Dr. Rob had already reached the bell, but at her question he stayed his hand
and, turning, met Jane's steadfast eyes with the shrewd turquoise gleam of his
own.
"Why certainly you may ask, Nurse Rosemary Gray," he said, "though I wonder
you think it necessary to do so. It was of course perfectly evident to me that,
for reasons of his own, Sir Deryck wished to paint an imaginary portrait of you
to the patient, most likely representing some known ideal of his. As the
description was so different from the reality, I concluded that, to make the
portrait complete, the two touches unfortunately left to me to supply, had
better be as unlike what I saw before me as the rest of the picture. And now, if
you will be good enough — " Dr. Rob rang the bell violently.

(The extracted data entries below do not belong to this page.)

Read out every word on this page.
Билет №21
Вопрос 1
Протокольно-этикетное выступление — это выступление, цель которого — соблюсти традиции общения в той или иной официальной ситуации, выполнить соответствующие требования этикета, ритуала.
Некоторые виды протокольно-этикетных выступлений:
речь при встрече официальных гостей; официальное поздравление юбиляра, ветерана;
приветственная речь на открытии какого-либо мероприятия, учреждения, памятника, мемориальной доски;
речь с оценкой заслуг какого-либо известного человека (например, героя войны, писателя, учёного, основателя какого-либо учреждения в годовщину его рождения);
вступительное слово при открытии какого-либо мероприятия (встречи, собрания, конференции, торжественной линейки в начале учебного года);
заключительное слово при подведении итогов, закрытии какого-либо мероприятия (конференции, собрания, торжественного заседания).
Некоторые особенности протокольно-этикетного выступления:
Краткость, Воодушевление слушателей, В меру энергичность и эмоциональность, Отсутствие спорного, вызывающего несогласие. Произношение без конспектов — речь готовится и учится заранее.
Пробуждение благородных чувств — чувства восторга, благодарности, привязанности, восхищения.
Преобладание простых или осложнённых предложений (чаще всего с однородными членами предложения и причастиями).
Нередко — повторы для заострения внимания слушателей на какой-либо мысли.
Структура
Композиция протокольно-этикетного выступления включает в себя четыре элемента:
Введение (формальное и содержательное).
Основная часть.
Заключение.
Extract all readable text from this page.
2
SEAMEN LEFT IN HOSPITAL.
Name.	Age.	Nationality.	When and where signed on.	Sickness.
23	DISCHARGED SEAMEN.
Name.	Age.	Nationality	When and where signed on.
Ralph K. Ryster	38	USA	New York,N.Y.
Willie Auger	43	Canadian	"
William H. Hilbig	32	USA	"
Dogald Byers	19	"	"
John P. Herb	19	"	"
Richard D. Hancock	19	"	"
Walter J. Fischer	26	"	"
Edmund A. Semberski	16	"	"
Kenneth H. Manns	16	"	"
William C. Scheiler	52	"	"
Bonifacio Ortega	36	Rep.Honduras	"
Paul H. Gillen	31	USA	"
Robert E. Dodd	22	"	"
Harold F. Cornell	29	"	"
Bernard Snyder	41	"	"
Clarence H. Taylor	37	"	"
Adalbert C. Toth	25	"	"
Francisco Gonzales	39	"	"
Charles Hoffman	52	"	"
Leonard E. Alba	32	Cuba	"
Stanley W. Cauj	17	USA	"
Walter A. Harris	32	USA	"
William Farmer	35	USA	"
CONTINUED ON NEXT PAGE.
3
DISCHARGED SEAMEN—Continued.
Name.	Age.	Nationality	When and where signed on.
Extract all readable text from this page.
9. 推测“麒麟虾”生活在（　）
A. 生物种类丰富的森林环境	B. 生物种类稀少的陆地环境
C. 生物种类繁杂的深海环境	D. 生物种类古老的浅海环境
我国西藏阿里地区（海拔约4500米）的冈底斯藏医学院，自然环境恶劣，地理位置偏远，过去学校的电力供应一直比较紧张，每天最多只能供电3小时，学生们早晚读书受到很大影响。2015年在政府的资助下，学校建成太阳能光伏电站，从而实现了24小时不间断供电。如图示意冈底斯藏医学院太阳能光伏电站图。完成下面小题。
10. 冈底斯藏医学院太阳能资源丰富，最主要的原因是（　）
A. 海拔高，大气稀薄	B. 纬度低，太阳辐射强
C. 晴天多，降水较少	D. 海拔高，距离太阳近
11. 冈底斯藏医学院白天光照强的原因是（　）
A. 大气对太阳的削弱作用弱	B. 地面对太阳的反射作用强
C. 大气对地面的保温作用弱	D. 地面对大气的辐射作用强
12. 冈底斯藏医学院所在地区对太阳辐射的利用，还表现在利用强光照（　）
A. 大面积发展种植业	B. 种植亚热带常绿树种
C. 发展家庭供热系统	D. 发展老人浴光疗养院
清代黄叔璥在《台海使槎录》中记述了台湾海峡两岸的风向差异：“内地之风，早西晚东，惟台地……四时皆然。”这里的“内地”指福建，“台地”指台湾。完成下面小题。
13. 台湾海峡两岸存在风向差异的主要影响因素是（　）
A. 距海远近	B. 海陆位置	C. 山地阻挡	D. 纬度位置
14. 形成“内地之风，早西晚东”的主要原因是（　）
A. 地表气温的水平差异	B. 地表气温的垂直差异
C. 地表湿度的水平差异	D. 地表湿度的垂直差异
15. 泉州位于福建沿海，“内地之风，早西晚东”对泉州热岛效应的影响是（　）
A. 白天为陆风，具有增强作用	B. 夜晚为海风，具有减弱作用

"And why did you take the risk of suggesting that he should feel me?"
persisted Jane.
"Because I knew he was a gentleman," shouted Dr. Rob angrily. "Oh, come in,
Simpson — come in, my good fellow — and shut that door! And God Almighty be
praised that He made you and me MEN, and not women!"
A quarter of an hour later, Jane watched him drive away, thinking to herself:
"Deryck was right. But what a queer mixture of shrewdness and obtuseness, and
how marvellously it worked out to the furtherance of our plans."
But as she watched the dog-cart start off at a smart trot across the moor,
she would have been more than a little surprised could she have overheard Dr.
Rob's muttered remarks to himself, as he gathered up the reins and cheered on
his sturdy cob. He had a habit of talking over his experiences, half aloud, as
he drove from case to case; the two sides of his rather complex nature
apparently comparing notes with each other. And the present conversation opened
thus:
"Now what has brought the Honourable Jane up here?" said Dr. Rob.
"Dashed if I know," said Dr. Mackenzie.
"You must not swear, laddie," said Dr. Rob; "you had a pious mother."